The Gandhi-King Community

For Global Peace with Social Justice in a Sustainable Environment

Prof. Dr. Yogendra Yadav

Senior Gandhian Scholar

Gandhi Research Foundation, Jalgaon, Maharashtra, India

Contact No. – 09404955338, 09415777229

E-mail- dr.yadav.yogendra@gandhifoundation.net;

dr.yogendragandhi@gmail.com

Mailing Address- C- 29, Swaraj Nagar, Panki, Kanpur- 208020, Uttar Pradesh, India

 

 

Question Box and Mahatma Gandhi-XII

 

 

Q. The Muslim public needs to be satisfied on a very important question. Will the Muslims be allowed to eat their national food-beef-under a Hindu majority Government? If you can satisfy the Muslims on this all important question, a great deal of knots will be solved. You should give a straight answer to this question in your paper Harijain.

 A. I do not know how this question arises for whilst Congressmen were in office they are not known to have interfered with the practice of beef-eating by Muslims. The question is also badly conceived. There is no such thing as a Hindu majority Government. If a free India is to live at peace with herself, religious divisions must entirely give place to political divisions based on considerations other than religious. Even as it is, though unfortunately religious differences loom large, most parties contain members drawn from all sects. It is moreover not true to say that beef is the national food of Muslims. In the first place the Muslims of India are not as yet a separate nation. In the second, beef is not their ordinary good. Their ordinary food is the same as that of the millions. What is true is that there are very few Muslims who are vegetarians form a religious motive. Therefore they will take meat, including beef, when they can get it. But during the greater part of the year millions of Muslims, owing to poverty, go without meat of any kind. These are facts. But the theoretical question demands a clear answer. As a Hindu, a confirmed vegetarian, and a worshipper of the cow whom I regard with the same veneration as I regard my mother (alas, no more on this earth), I maintain that Muslims should have full freedom to slaughter cows, if they wish, subject of course to hygienic restrictions and in a manner not to wound the susceptibilities of their Hindu neighbours. Fullest recognition off freedom to the Muslims to slaughter cows is indispensable for communal harmony, and is the only way of saving the cow. In 1921 thousands of cows were saved by the sole and willing effort of Muslims themselves In spite of the black clouds hanging over our heads. I refuse to give up the hope that they will disperse and that we shall have communal peace in this unhappy land. If I am asked for proof, I must answer that my hope is based on faith and faith demands no proof.

Q. Do you consider death sentence to be against your principle of ahimsa? If so, what form of punishment would you advocate as a substitute in a free India?

A. I do regard death sentence as contrary to ahimsa. Only he takes life who gives it. All punishment is repugnant to ahimsa. Under a State governed according to the principles of ahimsa, therefore, a murdered would be sent to a penitentiary and there given every chance of reforming himself. All crime is a kind of disease and should be treated as such.

 Q. How can an ordinary man distinguish between God’s will and his own will?

 A. By not regarding anything as God’s will unless he has positive proof to the contrary. Not every person can know God’s will. Proper training is necessary to attain the power to know God’s will.
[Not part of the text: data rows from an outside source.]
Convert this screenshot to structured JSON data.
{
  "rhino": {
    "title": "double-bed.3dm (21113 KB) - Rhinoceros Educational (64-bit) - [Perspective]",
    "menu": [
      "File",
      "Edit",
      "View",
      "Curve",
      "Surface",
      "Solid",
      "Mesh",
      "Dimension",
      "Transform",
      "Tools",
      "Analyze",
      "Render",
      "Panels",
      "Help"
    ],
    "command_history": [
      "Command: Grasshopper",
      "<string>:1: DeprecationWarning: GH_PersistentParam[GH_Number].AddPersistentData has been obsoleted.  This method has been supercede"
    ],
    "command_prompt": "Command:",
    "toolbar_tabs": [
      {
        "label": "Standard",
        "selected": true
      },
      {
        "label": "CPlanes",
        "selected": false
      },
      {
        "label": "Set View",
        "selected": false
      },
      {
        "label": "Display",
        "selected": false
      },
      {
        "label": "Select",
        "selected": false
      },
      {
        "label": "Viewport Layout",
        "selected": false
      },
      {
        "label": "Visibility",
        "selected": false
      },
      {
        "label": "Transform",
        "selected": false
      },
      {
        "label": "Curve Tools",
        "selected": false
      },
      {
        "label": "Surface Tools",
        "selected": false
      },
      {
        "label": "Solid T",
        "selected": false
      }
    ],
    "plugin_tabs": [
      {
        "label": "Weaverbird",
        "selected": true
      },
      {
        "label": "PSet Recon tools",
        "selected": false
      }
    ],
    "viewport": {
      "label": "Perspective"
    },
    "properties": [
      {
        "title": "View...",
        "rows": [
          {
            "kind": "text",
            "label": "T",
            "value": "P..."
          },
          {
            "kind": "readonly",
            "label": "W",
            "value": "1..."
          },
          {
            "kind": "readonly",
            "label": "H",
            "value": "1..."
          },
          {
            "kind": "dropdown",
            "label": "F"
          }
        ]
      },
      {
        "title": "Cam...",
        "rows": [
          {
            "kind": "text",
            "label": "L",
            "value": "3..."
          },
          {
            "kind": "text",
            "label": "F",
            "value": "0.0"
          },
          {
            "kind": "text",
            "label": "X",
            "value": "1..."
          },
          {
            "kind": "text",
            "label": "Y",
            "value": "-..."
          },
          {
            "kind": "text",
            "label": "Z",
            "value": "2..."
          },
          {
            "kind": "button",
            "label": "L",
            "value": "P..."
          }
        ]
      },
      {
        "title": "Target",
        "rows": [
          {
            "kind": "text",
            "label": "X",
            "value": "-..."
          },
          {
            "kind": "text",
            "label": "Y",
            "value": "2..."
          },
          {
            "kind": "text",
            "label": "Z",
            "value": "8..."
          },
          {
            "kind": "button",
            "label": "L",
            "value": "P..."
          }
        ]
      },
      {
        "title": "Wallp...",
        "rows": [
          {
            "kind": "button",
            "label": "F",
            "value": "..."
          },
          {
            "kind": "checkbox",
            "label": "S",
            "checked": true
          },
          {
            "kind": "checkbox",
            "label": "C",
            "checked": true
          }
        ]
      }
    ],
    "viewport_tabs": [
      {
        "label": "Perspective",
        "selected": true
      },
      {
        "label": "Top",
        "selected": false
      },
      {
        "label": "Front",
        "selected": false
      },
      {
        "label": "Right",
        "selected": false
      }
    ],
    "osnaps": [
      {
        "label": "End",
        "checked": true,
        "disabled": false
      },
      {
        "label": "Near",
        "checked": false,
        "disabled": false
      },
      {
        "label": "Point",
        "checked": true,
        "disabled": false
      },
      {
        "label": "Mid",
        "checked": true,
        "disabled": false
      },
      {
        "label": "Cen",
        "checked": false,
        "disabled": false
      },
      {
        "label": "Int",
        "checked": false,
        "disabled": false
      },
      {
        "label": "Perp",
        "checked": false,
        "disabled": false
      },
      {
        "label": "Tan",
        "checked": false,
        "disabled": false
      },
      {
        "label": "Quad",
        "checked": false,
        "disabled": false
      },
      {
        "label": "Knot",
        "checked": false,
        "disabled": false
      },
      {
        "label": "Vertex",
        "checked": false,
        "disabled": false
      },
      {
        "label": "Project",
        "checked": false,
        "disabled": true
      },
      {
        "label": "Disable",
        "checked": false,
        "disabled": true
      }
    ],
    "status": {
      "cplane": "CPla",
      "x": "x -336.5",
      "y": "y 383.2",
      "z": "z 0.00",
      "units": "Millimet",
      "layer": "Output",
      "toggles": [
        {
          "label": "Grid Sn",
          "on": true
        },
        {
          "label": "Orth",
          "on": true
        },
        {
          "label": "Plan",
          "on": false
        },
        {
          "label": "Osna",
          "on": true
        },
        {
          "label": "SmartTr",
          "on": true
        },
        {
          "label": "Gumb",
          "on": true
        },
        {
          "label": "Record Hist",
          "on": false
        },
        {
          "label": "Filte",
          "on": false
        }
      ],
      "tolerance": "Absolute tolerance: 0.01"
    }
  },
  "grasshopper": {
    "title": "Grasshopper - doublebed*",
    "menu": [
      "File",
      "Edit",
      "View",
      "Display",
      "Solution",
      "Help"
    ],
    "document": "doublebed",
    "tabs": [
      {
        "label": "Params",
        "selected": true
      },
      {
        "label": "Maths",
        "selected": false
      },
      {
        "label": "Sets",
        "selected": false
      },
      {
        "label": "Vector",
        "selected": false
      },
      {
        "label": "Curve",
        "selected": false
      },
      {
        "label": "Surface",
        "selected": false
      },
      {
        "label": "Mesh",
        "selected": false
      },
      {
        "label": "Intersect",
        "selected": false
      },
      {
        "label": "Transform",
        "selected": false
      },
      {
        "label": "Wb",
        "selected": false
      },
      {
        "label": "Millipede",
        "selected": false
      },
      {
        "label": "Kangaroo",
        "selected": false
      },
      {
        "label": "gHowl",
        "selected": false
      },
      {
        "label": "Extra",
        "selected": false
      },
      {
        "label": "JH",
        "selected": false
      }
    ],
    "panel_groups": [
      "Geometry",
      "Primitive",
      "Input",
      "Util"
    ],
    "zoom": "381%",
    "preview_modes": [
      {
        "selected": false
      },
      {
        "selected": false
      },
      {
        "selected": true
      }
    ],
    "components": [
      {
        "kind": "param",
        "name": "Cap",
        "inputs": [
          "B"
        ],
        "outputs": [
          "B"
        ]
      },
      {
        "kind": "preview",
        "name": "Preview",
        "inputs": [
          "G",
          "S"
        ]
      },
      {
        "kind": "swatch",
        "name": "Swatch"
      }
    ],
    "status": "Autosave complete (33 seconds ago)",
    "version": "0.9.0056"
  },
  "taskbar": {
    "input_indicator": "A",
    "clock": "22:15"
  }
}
Q. Some of the Congress committees here in Adampur Doaba during the last Independence Day celebrations got prepared national flags of uncertified khadi and some of them got badge flags prepared from paper. They sold these to raise funds. When questioned they pleaded that they wanted funds for the Congress and could not afford to sell badge flags made out of khadi for one piece each and still retain something for themselves. At some places I even found national flags hoisted which were of mill-cloth and even without the spinning-wheel. I personally feel that the spinning-wheel and khadi are the very soul of our flag; and a national flag which is printed on uncertified khadi and without the spinning-wheel mark on it, or a paper flag cannot be called a national flag.

A. Your objection is sound. The Congress committees who used as national flags paper flags or those which were made of mill-cloth or uncertified khadi or without the charkha, committed an offence against the Congress. The betrayed little regard for the flag. Any rag cannot be used as flag. It has to conform to the prescribed pattern. If we do not respect our own flag, we have no right to expect others to do so. You have made out a case for the central office having a stock of flags of variety of sizes. Nobody should be permitted to use unauthorized flags as national flags.